Verbotene Scherben
Der dritte Band einer Gedichtbandtrilogie Aleš Štegers, des slowenischen Weltbürgers, trägt den Titel Über dem Himmel unter der Erde, in der Edition Lyrikkabinett erschienen. Hierin lässt Šteger Gedichte globetrottend aus vielen Perspektiven berichten, wie es so ist, von Guadalajara bis Kyoto.
In Beijing
Ist alle Poesie
Vernebelt
Ja? Die anderen (krud-) theorielastigen Gedichte gehen genügsam konstruiert, ziemlich billigen Erkenntnisfragen nach, verpacken Allerweltsphilosopheme in maue Haikus oder christliches Vokabular (darin Mutter unser, bizarr überraschend) und Mythenwiederkau. Šteger schreibt dies:
Ein junger Dichter schaut krampfhaft auf all seine Wünsche.
Ein alter Dichter schaut erhaben auf das, was er schrieb.
Ein Dichter der mittleren Generation schreibt, er schaut nicht.
Ein bisschen mehr Schauen würde diesem Band wohlgetan haben, ein wenig Wirkbefragung und Selbstprovokation hätte womöglich anderes zu Tage fördern lassen und in Reihe schalten können, denn solch voreiliges Material. Aber der Band hat nichtsdestoweniger seine Momente, etwas ist dort, das über dieses gewohnheitsschreibende Selbstgenügen von Dichterexistenz letztlich hinausgeht: überraschende Einzelverse, frei und ohne Vorbehalt, und alle paar Seiten starke Einzelgedichte. Einige Zeilen neugeklebt:
Unser Spektrum / ist die Meeresenge [...]
Vater ist die Folge meiner Worte [...]
Ein halber Vogel kommt geflogen [...]
Dunkel schwillt Westen [...]
Vergeblich zu den schwarzen Bäuchen der Wolken [...]

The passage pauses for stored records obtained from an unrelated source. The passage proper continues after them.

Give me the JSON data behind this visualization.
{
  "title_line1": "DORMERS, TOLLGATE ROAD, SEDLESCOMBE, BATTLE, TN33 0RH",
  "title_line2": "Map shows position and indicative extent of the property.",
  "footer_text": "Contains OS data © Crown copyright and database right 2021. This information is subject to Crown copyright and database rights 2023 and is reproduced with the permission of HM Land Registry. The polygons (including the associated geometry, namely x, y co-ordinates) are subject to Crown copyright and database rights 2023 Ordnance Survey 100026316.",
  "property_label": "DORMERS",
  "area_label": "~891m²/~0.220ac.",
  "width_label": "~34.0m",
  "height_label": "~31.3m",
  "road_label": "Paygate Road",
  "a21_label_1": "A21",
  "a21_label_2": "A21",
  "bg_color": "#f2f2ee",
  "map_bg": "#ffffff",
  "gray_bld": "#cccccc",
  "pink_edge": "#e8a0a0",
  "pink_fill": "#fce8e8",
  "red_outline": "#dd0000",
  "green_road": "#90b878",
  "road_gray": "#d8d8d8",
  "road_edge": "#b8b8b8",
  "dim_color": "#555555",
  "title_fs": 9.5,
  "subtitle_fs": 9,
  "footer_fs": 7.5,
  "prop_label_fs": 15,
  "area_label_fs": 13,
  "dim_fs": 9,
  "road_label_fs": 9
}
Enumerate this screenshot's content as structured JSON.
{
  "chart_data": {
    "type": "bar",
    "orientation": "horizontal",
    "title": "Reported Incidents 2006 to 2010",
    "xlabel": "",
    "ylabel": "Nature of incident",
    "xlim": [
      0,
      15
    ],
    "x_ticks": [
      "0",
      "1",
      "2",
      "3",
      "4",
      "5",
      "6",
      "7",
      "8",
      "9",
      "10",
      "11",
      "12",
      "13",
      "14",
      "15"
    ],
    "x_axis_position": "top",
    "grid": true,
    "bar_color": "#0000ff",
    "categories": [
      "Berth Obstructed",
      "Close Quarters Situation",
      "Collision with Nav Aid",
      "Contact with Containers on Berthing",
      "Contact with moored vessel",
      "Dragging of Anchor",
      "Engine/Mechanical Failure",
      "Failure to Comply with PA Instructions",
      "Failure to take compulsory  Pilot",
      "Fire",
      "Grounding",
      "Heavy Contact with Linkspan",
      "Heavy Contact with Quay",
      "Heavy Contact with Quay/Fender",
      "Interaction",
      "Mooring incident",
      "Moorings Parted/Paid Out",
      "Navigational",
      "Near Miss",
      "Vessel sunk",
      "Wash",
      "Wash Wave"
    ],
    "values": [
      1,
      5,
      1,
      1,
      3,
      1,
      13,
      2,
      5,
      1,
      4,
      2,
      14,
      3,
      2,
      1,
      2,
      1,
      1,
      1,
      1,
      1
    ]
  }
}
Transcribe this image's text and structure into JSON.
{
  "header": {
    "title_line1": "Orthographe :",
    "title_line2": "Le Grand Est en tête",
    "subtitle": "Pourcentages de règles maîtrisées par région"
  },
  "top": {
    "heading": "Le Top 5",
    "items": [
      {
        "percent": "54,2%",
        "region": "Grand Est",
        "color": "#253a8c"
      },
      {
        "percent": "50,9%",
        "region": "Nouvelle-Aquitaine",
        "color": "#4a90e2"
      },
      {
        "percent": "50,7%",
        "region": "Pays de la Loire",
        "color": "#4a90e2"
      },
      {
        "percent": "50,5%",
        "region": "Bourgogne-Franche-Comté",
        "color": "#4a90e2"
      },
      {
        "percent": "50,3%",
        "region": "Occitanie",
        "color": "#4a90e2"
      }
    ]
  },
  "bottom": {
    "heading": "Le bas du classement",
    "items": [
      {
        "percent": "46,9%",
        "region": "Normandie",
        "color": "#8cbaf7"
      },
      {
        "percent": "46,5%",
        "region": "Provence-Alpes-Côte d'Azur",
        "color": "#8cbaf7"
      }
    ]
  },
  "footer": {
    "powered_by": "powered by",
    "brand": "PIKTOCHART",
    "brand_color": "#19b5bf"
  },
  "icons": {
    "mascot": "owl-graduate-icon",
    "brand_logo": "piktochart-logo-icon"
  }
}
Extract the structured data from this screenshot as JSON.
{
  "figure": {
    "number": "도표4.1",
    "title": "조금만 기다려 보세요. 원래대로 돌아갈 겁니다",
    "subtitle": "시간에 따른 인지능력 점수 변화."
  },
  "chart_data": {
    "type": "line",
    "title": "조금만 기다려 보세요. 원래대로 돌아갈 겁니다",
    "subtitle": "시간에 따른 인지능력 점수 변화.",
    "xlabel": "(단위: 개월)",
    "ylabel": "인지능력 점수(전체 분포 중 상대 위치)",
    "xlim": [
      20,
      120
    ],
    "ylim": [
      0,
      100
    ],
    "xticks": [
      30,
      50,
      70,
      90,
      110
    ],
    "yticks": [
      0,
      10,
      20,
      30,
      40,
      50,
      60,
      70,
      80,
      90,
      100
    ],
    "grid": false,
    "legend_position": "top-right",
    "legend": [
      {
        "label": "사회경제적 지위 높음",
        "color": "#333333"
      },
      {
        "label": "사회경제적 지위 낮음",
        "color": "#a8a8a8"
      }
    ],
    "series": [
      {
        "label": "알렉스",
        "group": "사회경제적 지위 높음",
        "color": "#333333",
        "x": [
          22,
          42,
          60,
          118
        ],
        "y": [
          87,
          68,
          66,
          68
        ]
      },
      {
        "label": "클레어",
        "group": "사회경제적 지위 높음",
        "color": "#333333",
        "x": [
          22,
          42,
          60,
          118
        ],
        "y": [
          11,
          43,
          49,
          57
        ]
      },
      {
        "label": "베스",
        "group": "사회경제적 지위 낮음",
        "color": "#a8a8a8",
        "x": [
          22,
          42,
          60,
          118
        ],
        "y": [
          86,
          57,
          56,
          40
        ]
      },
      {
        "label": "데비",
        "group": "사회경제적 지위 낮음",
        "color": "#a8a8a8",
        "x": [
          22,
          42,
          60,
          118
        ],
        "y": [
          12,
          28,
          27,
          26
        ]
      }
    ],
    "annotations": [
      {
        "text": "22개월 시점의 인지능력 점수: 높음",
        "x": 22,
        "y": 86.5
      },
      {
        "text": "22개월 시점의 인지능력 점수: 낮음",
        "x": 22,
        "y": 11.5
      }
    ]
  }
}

Übersetzt man einen Körper in eine Idee,
Wird Einstein Tralala Ufftata.
Das Persönliche, mithin Menschliche, auch Humorige stellt Aleš Šteger über die Sprachausrichtung. Die Gedichte suchen einfache Wege, verwundern sich, bieten dem lyrischen Ich Trost durch Gegenüberstellungen, Herausnahmen oder ...but not for me's. Spannend sind die scheinbaren Selbstverständlichkeiten, wenn sie umgeleitet werden.
MENSCH UND WAHRHEIT
Zwischen Wahrheit und Mensch
Wähle ich Warten.Zwischen Warten und Mensch
Wähle ich Plastikblumen.Ich bin nicht dumm,
Weil ich genial sein möchte.Alles was ich will
Sind die steifen Penisse der Meteorologen.Mögen sie präzise Vorhersagen machen,
Das Abschlachten meines Isaaks verhindern.
WIDMUNG
Sohn,
Wenn du aufwachst,
Rennen die Pferde weiter
Durch deine Träume.
Man kann Šteger nicht vorwerfen, unaufmerksam zu sein. Gewiss ist, was er anfasst, scharf, im richtigen Maße vorgetragen. Doch es fehlt etwas an Ambition. Alles in allem uneinheitlich. Auch Übersetzer Matthias Göritz' wohlmeinendes Nachwort traut dem Band mehr zu, als da steht.